A verificação de alguns erros num acórdão do Tribunal da Relação de Lisboa, assinado por três juízes desembargadores, levou vários advogados a desconfiar da utilização de inteligência artificial para redigir o documento, referindo que o mesmo tem “parecenças várias com um texto gerado por inteligência artificial ou alguma outra ferramenta de natureza informática ou digital”, lê-se no requerimento apresentado e divulgado pelo Correio da Manhã. Em resposta à Lusa, o Tribunal da Relação de Lisboa considerou a alegação da defesa “completamente descabida”.

O acórdão em questão está relacionado com o caso de adjudicações na Santa Casa da Misericórdia e entre os vários arguidos está a antiga deputada do PSD Helena Lopes da Costa.

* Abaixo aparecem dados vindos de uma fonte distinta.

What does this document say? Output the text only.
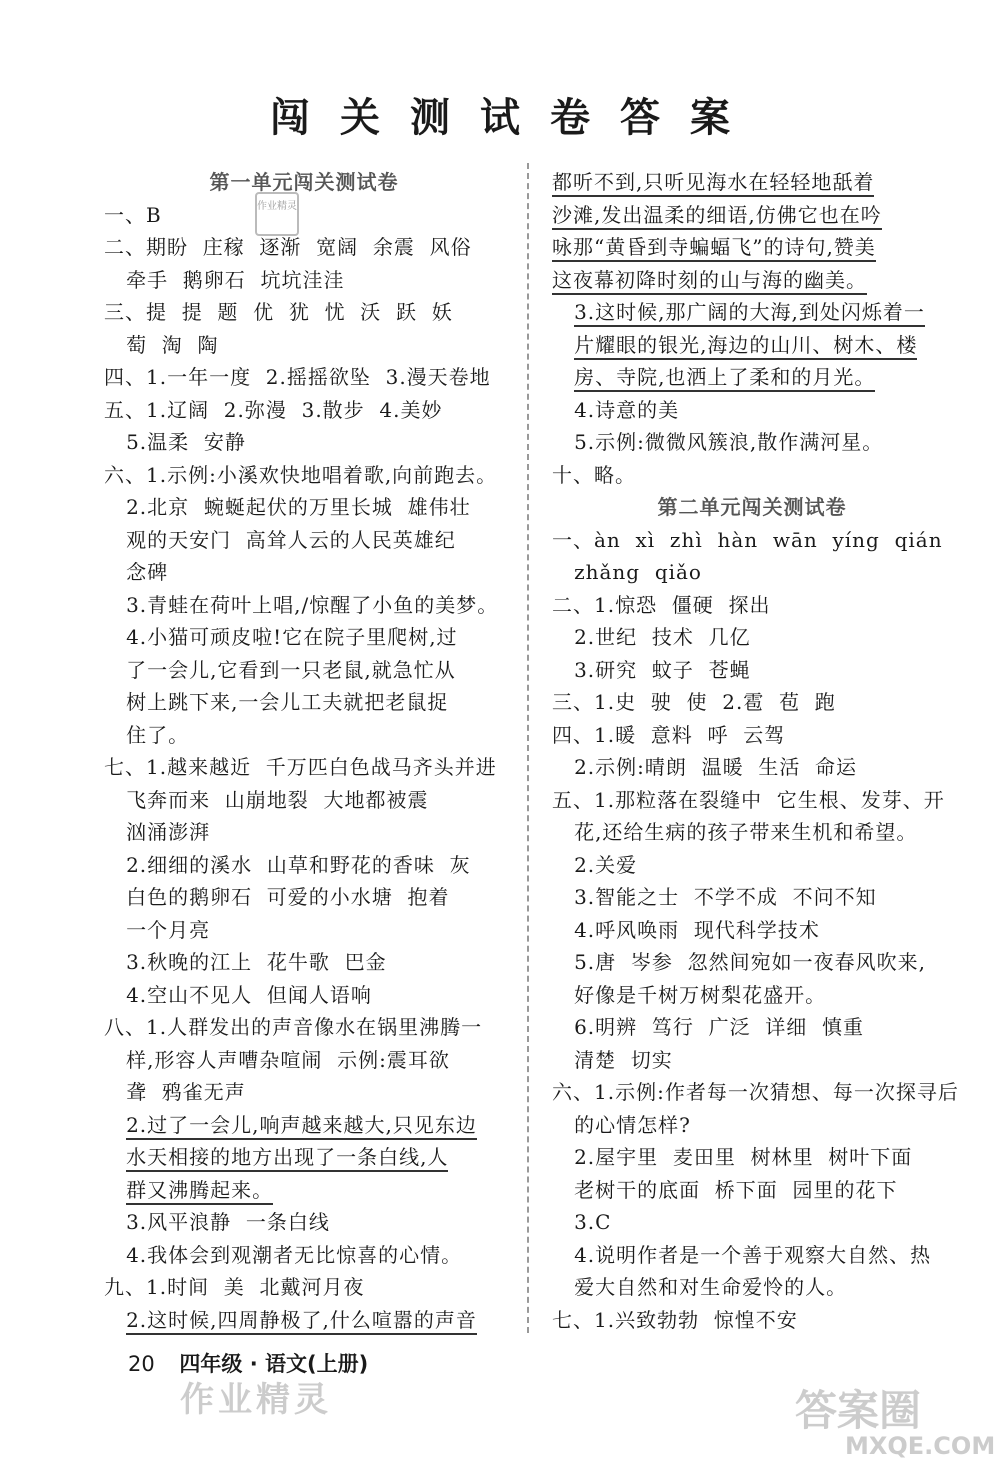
闯关测试卷答案
第一单元闯关测试卷
一、B
二、期盼  庄稼  逐渐  宽阔  余震  风俗
牵手  鹅卵石  坑坑洼洼
三、提  提  题  优  犹  忧  沃  跃  妖
萄  淘  陶
四、1.一年一度  2.摇摇欲坠  3.漫天卷地
五、1.辽阔  2.弥漫  3.散步  4.美妙
5.温柔  安静
六、1.示例:小溪欢快地唱着歌,向前跑去。
2.北京  蜿蜒起伏的万里长城  雄伟壮
观的天安门  高耸人云的人民英雄纪
念碑
3.青蛙在荷叶上唱,/惊醒了小鱼的美梦。
4.小猫可顽皮啦!它在院子里爬树,过
了一会儿,它看到一只老鼠,就急忙从
树上跳下来,一会儿工夫就把老鼠捉
住了。
七、1.越来越近  千万匹白色战马齐头并进
飞奔而来  山崩地裂  大地都被震
汹涌澎湃
2.细细的溪水  山草和野花的香味  灰
白色的鹅卵石  可爱的小水塘  抱着
一个月亮
3.秋晚的江上  花牛歌  巴金
4.空山不见人  但闻人语响
八、1.人群发出的声音像水在锅里沸腾一
样,形容人声嘈杂喧闹  示例:震耳欲
聋  鸦雀无声
2.过了一会儿,响声越来越大,只见东边
水天相接的地方出现了一条白线,人
群又沸腾起来。
3.风平浪静  一条白线
4.我体会到观潮者无比惊喜的心情。
九、1.时间  美  北戴河月夜
2.这时候,四周静极了,什么喧嚣的声音
都听不到,只听见海水在轻轻地舐着
沙滩,发出温柔的细语,仿佛它也在吟
咏那“黄昏到寺蝙蝠飞”的诗句,赞美
这夜幕初降时刻的山与海的幽美。
3.这时候,那广阔的大海,到处闪烁着一
片耀眼的银光,海边的山川、树木、楼
房、寺院,也洒上了柔和的月光。
4.诗意的美
5.示例:微微风簇浪,散作满河星。
十、略。
第二单元闯关测试卷
一、àn  xì  zhì  hàn  wān  yíng  qián
zhǎng  qiǎo
二、1.惊恐  僵硬  探出
2.世纪  技术  几亿
3.研究  蚊子  苍蝇
三、1.史  驶  使  2.雹  苞  跑
四、1.暖  意料  呼  云驾
2.示例:晴朗  温暖  生活  命运
五、1.那粒落在裂缝中  它生根、发芽、开
花,还给生病的孩子带来生机和希望。
2.关爱
3.智能之士  不学不成  不问不知
4.呼风唤雨  现代科学技术
5.唐  岑参  忽然间宛如一夜春风吹来,
好像是千树万树梨花盛开。
6.明辨  笃行  广泛  详细  慎重
清楚  切实
六、1.示例:作者每一次猜想、每一次探寻后
的心情怎样?
2.屋宇里  麦田里  树林里  树叶下面
老树干的底面  桥下面  园里的花下
3.C
4.说明作者是一个善于观察大自然、热
爱大自然和对生命爱怜的人。
七、1.兴致勃勃  惊惶不安
作业精灵
20 四年级 · 语文(上册)
作业精灵	答案圈
MXQE.COM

Na instrução, o juiz Nuno Dias Costa decidiu não levar os arguidos para julgamento, mas a decisão foi revertida no mês passado com o acórdão contestado agora por vários advogados da defesa.

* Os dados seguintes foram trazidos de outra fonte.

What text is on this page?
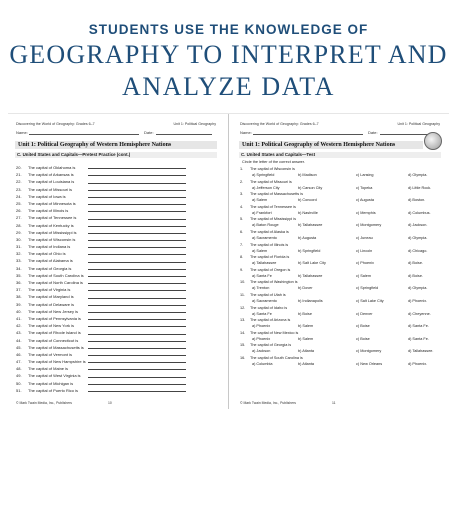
STUDENTS USE THE KNOWLEDGE OF
GEOGRAPHY TO INTERPRET AND
ANALYZE DATA
Discovering the World of Geography: Grades 6–7	Unit 1: Political Geography
Name:	Date:
Unit 1: Political Geography of Western Hemisphere Nations
C. United States and Capitals—Pretest Practice (cont.)
20.	The capital of Oklahoma is
21.	The capital of Arkansas is
22.	The capital of Louisiana is
23.	The capital of Missouri is
24.	The capital of Iowa is
25.	The capital of Minnesota is
26.	The capital of Illinois is
27.	The capital of Tennessee is
28.	The capital of Kentucky is
29.	The capital of Mississippi is
30.	The capital of Wisconsin is
31.	The capital of Indiana is
32.	The capital of Ohio is
33.	The capital of Alabama is
34.	The capital of Georgia is
35.	The capital of South Carolina is
36.	The capital of North Carolina is
37.	The capital of Virginia is
38.	The capital of Maryland is
39.	The capital of Delaware is
40.	The capital of New Jersey is
41.	The capital of Pennsylvania is
42.	The capital of New York is
43.	The capital of Rhode Island is
44.	The capital of Connecticut is
45.	The capital of Massachusetts is
46.	The capital of Vermont is
47.	The capital of New Hampshire is
48.	The capital of Maine is
49.	The capital of West Virginia is
50.	The capital of Michigan is
51.	The capital of Puerto Rico is
© Mark Twain Media, Inc., Publishers	10
Discovering the World of Geography: Grades 6–7	Unit 1: Political Geography
Name:	Date:
Unit 1: Political Geography of Western Hemisphere Nations
C. United States and Capitals—Test
Circle the letter of the correct answer.
1.	The capital of Wisconsin is
a) Springfield	b) Madison	c) Lansing	d) Olympia.
2.	The capital of Missouri is
a) Jefferson City	b) Carson City	c) Topeka	d) Little Rock.
3.	The capital of Massachusetts is
a) Salem	b) Concord	c) Augusta	d) Boston.
4.	The capital of Tennessee is
a) Frankfort	b) Nashville	c) Memphis	d) Columbus.
5.	The capital of Mississippi is
a) Baton Rouge	b) Tallahassee	c) Montgomery	d) Jackson.
6.	The capital of Alaska is
a) Sacramento	b) Augusta	c) Juneau	d) Olympia.
7.	The capital of Illinois is
a) Salem	b) Springfield	c) Lincoln	d) Chicago.
8.	The capital of Florida is
a) Tallahassee	b) Salt Lake City	c) Phoenix	d) Boise.
9.	The capital of Oregon is
a) Santa Fe	b) Tallahassee	c) Salem	d) Boise.
10.	The capital of Washington is
a) Trenton	b) Dover	c) Springfield	d) Olympia.
11.	The capital of Utah is
a) Sacramento	b) Indianapolis	c) Salt Lake City	d) Phoenix.
12.	The capital of Idaho is
a) Santa Fe	b) Boise	c) Denver	d) Cheyenne.
13.	The capital of Arizona is
a) Phoenix	b) Salem	c) Boise	d) Santa Fe.
14.	The capital of New Mexico is
a) Phoenix	b) Salem	c) Boise	d) Santa Fe.
15.	The capital of Georgia is
a) Jackson	b) Atlanta	c) Montgomery	d) Tallahassee.
16.	The capital of South Carolina is
a) Columbia	b) Atlanta	c) New Orleans	d) Phoenix.
© Mark Twain Media, Inc., Publishers	11
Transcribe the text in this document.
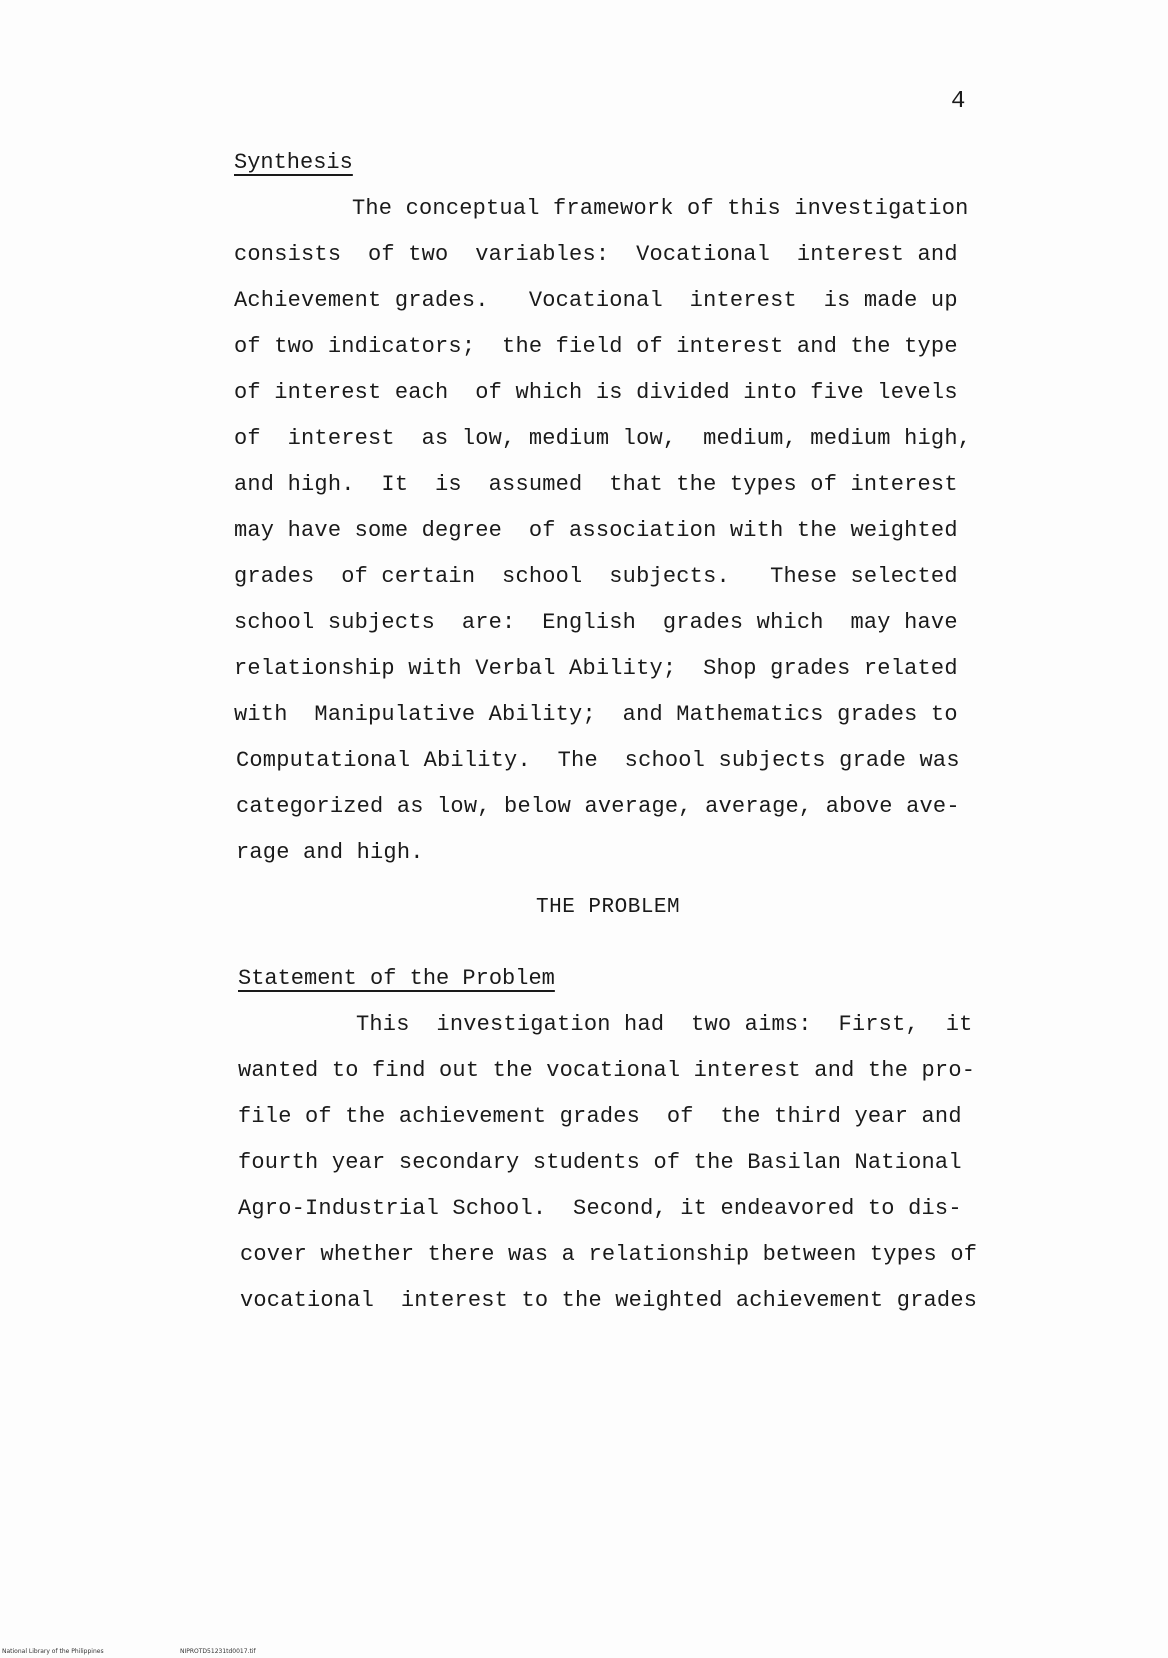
4
Synthesis
The conceptual framework of this investigation
consists  of two  variables:  Vocational  interest and
Achievement grades.   Vocational  interest  is made up
of two indicators;  the field of interest and the type
of interest each  of which is divided into five levels
of  interest  as low, medium low,  medium, medium high,
and high.  It  is  assumed  that the types of interest
may have some degree  of association with the weighted
grades  of certain  school  subjects.   These selected
school subjects  are:  English  grades which  may have
relationship with Verbal Ability;  Shop grades related
with  Manipulative Ability;  and Mathematics grades to
Computational Ability.  The  school subjects grade was
categorized as low, below average, average, above ave-
rage and high.
THE PROBLEM
Statement of the Problem
This  investigation had  two aims:  First,  it
wanted to find out the vocational interest and the pro-
file of the achievement grades  of  the third year and
fourth year secondary students of the Basilan National
Agro-Industrial School.  Second, it endeavored to dis-
cover whether there was a relationship between types of
vocational  interest to the weighted achievement grades
National Library of the Philippines	NIPROTD51231td0017.tif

A defesa aponta no requerimento, também citado pelo Público, um “gigantesco e flagrante lapso, porventura de natureza informática e similar”. “O que os signatários nunca viram acontecer, como acontece neste caso, é um texto apresentado como acórdão citar artigos legais que não existem, nem sequer alguma vez existiram, e louvar-se em jurisprudência que não existe”, acrescentam.

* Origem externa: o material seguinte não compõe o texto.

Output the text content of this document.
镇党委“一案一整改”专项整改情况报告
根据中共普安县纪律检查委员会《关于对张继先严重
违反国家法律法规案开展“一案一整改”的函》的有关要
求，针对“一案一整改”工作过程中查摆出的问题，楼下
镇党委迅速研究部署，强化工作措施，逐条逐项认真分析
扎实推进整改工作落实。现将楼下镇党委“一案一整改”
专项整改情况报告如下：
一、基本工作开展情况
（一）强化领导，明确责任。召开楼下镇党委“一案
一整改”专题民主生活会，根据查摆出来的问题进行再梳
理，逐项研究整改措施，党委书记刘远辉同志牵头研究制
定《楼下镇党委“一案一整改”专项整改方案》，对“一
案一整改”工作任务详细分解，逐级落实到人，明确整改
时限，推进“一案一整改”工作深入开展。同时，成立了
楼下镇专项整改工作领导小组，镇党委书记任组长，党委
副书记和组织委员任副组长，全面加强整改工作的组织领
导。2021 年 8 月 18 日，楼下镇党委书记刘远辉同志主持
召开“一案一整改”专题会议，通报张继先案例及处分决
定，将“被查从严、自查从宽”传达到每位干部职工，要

Um dos exemplos dados pela defesa, para demonstrar que o acórdão “ultrapassa a fronteira do imaginável” está relacionado com o crime de abuso de poder, cujo artigo citado se refere ao crime de peculato, levando os arguidos a ser julgados por crimes pelos quais não foram acusados pelo Ministério Público. Além disso, acrescentam os advogados, também a referência a jurisprudência “que não existe”: “Dos 14 acórdãos citados ao longo do texto, 12 deles (…) não existem nas bases de dados internas dos respetivos tribunais superiores”.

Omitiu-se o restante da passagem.